Em relação a Kátia Rabello, que integrou a cúpula decisória do Banco Rural desde abril de 1999 e assumiu o cargo de presidente em outubro de 2001, Gurgel afirma que ela acompanhava os negócios que as empresas de Marcos Valério e seu grupo faziam com o banco, principalmente pelo notável volume de recursos que movimentava, o que lhe assegurava o status de um cliente excepcional. O procurador-geral diz que ela esteve reunida pelo menos duas vezes com o ex-ministro José Dirceu para tratar dos recursos repassados pelo Banco Rural (empréstimos fictícios) e da contraprestação que seria viabilizada, especialmente na liquidação do Banco Mercantil de Pernambuco.
José Roberto Salgado ingressou no Banco Rural em 1995, foi diretor da instituição financeira, e assumiu, em abril de 2004, com o falecimento de José Augusto Dumont, a função de vice-presidente da área de operações. Como diretor estatutário, foi o responsável pela administração das agências no exterior, inclusive a Trade Link Bank, empresa mantida no exterior pelos dirigentes do Banco Rural para viabilizar operações de lavagem de dinheiro. Ele integrava a diretoria executiva das três unidades externas do Banco Rural, responsáveis pela transferência de recursos ao exterior para a conta Dusseldorf, de titularidade de Duda Mendonça e Zilmar Fernandes.
Segundo Gurgel, Vinícius Samarane é vinculado ao Banco Rural desde 1993 e, em 2002, assumiu a Diretoria de Controles Internos, setor responsável pelo combate a práticas ilícitas e, também, de manter a conformidade dos procedimentos do banco com as normas do Banco Central, tendo atuado decisivamente para viabilizar o esquema de lavagem de dinheiro executado pelo Banco Rural.
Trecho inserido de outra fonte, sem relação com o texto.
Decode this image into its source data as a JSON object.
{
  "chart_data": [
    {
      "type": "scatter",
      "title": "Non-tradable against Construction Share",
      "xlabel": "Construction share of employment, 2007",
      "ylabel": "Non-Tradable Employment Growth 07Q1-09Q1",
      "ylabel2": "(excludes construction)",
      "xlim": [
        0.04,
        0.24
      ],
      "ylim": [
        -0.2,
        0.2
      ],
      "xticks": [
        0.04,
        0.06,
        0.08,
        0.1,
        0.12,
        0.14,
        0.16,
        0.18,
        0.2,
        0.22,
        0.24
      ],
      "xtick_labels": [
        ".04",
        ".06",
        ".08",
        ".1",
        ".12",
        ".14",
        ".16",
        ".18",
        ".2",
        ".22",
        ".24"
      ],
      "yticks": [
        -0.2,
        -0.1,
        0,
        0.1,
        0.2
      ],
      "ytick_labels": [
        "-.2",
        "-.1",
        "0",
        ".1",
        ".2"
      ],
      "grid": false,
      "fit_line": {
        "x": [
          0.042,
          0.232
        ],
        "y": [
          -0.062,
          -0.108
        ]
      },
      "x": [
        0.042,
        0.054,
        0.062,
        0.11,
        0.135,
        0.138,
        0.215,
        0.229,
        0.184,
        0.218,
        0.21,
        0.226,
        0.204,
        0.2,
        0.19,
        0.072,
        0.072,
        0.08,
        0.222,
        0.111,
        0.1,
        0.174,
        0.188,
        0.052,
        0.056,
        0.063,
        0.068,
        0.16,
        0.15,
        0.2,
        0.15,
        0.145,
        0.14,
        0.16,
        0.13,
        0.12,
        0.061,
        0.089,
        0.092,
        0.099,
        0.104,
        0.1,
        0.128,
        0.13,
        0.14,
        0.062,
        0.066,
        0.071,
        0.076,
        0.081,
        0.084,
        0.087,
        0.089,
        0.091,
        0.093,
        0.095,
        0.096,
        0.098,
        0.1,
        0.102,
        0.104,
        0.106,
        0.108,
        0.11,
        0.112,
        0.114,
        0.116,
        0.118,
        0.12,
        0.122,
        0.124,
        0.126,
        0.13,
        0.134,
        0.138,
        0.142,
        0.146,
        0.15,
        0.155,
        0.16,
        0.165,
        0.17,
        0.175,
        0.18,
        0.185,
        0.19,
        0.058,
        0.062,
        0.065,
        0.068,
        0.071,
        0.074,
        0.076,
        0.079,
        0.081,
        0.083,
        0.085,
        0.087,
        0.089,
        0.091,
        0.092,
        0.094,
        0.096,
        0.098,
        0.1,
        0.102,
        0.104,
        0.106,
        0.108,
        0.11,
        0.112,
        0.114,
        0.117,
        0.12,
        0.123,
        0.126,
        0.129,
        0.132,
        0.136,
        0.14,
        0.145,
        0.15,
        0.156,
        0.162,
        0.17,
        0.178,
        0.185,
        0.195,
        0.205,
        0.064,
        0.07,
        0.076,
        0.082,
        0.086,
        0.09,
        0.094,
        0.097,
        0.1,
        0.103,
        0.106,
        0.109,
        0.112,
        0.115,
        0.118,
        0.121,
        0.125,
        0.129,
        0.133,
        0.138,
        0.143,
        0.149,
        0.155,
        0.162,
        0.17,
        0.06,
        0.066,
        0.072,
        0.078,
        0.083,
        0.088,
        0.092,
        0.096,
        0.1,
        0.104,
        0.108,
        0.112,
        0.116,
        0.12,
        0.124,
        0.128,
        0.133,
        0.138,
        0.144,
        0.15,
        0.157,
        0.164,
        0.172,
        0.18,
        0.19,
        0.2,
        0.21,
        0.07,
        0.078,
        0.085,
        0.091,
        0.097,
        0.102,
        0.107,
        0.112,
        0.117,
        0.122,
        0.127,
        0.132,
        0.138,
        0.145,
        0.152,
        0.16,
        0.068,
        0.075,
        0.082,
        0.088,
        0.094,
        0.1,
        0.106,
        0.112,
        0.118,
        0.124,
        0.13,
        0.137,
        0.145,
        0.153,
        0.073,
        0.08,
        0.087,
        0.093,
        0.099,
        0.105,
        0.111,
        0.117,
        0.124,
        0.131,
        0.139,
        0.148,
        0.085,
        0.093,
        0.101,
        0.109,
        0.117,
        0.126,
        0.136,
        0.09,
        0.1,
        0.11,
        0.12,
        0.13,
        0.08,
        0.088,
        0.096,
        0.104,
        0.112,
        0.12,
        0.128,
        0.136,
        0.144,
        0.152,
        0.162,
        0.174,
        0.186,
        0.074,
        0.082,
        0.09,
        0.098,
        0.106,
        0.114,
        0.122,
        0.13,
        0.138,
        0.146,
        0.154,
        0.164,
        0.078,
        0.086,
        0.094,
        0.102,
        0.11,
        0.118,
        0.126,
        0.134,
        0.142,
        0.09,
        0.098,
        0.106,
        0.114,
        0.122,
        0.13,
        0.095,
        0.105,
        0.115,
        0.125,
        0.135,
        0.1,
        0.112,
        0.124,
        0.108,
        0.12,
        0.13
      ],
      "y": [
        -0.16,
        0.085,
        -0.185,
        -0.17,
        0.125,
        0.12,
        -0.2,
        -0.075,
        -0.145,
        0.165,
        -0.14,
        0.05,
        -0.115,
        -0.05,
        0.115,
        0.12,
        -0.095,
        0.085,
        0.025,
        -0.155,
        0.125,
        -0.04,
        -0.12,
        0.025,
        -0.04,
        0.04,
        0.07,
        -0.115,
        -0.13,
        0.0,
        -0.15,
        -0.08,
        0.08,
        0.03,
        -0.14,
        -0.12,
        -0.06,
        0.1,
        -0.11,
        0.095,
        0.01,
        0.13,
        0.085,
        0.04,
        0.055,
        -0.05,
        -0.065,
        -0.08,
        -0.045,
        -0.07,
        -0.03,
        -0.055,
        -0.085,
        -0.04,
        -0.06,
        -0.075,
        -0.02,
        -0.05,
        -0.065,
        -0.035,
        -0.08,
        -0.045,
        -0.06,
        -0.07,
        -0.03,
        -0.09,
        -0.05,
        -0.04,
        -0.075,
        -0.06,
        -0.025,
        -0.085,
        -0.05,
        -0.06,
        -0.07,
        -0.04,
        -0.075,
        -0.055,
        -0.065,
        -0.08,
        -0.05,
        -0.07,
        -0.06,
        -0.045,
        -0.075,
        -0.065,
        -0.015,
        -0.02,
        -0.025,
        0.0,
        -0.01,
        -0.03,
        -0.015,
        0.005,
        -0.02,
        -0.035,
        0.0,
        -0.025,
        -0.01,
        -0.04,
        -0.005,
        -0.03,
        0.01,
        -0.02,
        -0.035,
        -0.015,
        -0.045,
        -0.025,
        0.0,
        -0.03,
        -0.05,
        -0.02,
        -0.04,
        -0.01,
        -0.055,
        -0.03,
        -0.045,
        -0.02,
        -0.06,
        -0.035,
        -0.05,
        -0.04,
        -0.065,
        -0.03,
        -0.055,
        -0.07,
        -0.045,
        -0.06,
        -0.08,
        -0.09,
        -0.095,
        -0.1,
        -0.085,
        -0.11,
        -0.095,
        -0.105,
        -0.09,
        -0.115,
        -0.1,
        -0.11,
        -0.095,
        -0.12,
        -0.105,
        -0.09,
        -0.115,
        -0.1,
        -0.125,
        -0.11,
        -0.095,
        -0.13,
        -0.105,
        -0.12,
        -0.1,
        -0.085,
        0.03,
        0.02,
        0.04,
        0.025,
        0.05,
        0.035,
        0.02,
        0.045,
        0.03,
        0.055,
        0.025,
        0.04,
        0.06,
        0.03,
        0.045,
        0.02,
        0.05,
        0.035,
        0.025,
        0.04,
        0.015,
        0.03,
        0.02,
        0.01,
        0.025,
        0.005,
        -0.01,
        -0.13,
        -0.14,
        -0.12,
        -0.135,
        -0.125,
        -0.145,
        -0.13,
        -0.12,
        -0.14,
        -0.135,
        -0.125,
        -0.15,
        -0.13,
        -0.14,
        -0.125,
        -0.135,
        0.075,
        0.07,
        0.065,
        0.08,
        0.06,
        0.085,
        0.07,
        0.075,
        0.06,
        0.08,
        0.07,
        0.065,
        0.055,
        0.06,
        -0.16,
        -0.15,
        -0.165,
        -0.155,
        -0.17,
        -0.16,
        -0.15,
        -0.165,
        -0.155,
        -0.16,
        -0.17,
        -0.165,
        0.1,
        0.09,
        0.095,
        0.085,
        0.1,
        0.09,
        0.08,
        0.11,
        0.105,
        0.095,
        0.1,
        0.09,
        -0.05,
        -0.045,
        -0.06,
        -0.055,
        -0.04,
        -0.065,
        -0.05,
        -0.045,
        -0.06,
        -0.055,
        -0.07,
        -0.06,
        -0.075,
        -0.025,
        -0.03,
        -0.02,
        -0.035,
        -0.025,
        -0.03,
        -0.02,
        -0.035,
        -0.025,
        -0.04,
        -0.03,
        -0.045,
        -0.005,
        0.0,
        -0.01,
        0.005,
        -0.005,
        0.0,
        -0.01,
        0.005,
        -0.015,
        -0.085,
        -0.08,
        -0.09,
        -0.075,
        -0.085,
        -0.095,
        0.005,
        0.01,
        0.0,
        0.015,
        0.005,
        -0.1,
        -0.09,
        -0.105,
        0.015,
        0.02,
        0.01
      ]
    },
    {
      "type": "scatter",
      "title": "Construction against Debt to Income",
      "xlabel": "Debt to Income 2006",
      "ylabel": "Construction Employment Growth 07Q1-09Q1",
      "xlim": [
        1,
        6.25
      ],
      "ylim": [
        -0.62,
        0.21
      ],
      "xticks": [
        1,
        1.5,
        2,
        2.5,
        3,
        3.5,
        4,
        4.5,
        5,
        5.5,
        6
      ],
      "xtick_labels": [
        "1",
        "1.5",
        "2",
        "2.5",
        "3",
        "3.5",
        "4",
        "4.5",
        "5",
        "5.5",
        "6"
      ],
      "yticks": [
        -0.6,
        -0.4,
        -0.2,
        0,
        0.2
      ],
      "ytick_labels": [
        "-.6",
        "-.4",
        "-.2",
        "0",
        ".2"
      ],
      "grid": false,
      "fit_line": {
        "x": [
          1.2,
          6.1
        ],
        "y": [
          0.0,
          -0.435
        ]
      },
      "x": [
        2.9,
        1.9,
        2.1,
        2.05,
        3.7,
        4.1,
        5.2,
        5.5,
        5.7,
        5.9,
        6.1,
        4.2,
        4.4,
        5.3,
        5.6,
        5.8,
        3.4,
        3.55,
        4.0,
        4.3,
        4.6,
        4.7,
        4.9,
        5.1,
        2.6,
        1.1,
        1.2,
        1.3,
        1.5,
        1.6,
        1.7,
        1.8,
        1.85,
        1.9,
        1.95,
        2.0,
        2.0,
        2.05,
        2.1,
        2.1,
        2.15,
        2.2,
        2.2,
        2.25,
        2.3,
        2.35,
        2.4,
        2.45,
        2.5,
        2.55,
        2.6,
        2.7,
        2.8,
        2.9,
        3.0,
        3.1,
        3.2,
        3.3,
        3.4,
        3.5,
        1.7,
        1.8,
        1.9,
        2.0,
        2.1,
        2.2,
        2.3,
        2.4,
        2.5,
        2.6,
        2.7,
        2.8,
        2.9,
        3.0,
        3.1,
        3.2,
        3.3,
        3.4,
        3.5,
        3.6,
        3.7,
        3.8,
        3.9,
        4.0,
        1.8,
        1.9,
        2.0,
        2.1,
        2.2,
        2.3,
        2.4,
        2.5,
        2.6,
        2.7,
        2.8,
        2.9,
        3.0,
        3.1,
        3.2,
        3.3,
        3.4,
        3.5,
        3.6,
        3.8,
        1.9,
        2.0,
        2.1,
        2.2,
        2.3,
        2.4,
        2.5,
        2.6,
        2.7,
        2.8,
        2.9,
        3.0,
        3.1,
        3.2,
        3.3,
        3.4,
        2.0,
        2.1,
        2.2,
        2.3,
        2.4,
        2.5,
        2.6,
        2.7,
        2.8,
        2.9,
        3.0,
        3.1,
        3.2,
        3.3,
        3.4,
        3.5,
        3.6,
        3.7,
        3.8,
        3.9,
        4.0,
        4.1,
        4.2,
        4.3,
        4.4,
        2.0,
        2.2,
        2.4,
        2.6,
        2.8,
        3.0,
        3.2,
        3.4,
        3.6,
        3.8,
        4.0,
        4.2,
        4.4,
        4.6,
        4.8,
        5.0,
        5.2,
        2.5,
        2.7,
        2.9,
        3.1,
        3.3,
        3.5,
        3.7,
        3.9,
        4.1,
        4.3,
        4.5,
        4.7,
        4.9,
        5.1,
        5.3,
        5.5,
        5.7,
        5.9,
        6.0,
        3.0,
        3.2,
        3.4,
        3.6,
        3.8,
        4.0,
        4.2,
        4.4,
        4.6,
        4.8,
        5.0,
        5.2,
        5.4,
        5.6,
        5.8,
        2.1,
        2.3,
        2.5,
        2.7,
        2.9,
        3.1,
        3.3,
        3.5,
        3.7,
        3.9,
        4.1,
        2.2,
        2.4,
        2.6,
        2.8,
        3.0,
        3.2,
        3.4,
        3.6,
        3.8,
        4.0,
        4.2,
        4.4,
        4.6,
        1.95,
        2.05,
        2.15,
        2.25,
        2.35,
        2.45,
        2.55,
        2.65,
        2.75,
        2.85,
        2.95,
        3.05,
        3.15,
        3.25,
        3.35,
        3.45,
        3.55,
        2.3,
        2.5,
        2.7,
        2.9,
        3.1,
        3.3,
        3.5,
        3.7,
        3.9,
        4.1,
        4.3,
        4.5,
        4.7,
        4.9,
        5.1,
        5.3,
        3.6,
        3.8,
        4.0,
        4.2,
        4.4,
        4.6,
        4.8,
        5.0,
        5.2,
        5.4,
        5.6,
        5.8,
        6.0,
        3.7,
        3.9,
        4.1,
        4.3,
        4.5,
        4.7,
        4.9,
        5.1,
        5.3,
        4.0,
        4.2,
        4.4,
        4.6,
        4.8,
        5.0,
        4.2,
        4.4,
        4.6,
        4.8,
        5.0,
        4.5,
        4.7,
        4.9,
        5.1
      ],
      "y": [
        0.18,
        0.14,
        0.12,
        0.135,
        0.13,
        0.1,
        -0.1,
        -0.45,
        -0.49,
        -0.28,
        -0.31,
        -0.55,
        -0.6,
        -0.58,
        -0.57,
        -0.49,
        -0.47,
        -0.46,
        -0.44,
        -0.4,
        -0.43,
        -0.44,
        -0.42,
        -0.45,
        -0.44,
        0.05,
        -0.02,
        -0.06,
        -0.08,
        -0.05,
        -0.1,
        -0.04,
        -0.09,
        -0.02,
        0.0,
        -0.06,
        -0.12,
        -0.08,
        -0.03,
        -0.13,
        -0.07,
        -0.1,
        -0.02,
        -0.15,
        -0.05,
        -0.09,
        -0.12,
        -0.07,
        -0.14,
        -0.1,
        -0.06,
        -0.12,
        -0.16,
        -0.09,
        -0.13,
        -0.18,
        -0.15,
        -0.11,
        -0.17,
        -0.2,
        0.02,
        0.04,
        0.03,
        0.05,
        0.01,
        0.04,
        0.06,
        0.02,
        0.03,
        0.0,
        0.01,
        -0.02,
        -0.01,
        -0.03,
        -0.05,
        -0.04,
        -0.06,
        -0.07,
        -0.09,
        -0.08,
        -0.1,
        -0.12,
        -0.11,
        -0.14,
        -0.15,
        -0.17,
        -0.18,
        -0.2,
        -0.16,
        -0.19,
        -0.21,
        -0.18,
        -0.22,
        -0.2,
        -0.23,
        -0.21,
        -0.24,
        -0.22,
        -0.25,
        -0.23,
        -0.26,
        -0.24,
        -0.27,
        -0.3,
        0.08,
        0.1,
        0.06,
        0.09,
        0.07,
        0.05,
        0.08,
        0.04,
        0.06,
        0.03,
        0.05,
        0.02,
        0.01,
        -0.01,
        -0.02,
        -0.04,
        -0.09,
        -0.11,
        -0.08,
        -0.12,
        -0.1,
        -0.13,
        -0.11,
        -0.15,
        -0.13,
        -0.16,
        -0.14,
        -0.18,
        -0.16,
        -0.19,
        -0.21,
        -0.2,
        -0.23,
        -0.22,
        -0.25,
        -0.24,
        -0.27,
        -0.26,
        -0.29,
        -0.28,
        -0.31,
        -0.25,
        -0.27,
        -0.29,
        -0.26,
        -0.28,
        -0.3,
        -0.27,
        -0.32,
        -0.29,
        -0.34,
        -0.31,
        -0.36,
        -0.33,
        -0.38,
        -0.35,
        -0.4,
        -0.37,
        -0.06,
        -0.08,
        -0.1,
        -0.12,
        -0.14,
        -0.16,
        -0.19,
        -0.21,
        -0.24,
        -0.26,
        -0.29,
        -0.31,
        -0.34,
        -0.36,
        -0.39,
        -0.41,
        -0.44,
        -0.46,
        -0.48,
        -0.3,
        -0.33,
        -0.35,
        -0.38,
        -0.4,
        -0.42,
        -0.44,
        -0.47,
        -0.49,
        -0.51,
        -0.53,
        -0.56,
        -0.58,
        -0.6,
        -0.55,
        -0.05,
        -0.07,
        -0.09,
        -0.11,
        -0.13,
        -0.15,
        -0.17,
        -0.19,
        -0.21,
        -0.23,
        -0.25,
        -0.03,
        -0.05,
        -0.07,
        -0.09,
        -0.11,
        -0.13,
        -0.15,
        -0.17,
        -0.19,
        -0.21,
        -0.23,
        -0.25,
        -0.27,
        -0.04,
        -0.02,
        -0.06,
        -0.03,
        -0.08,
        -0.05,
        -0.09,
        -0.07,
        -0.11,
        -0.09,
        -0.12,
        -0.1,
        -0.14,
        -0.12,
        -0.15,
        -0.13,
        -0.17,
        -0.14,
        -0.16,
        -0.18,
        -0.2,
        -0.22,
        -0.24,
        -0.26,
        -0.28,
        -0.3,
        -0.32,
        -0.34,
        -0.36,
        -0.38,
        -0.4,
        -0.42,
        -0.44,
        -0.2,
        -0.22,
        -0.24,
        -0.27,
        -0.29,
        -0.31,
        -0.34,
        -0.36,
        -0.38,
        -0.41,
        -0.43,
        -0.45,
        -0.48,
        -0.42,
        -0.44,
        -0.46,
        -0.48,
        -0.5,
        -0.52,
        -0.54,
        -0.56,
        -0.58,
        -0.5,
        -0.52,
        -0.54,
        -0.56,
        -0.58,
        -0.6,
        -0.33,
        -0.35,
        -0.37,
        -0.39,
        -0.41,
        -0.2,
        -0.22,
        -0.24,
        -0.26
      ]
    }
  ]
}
Ayanna Tenório ingressou no Banco Rural em abril de 2004 para assumir o cargo de vice-presidente. Cabia-lhe, de acordo com seu depoimento, a gestão das seguintes áreas: tecnologia, departamento jurídico, recursos humanos, administração em geral, orçamento e planejamento, inspetoria, compliance, contabilidade e desenvolvimento de produtos, setores vitais, conforme o PGR, para a execução dos crimes de autoria da quadrilha que envolviam o Banco Rural. Gurgel afirma que ela não participou da formação inicial da quadrilha, mas aderiu ao grupo organizado em curso.
Segundo o procurador-geral da República, dentro da estrutura organizacional do Banco Rural, a instrução comprovou que os acusados, no lapso temporal de funcionamento da quadrilha, tinham o poder decisório nas áreas empregadas para o cometimento dos delitos. “Além de injetar recursos para viabilizar o esquema criminoso por meio de concessões e renovações de empréstimos fictícios, os dirigentes do Banco Rural idealizaram e disponibilizaram um seguro formato de distribuição dos valores sem identificação dos destinatários reais para o Banco Central do Brasil e o Conselho de Controle de Atividades Financeiros (Coaf)”, concluiu.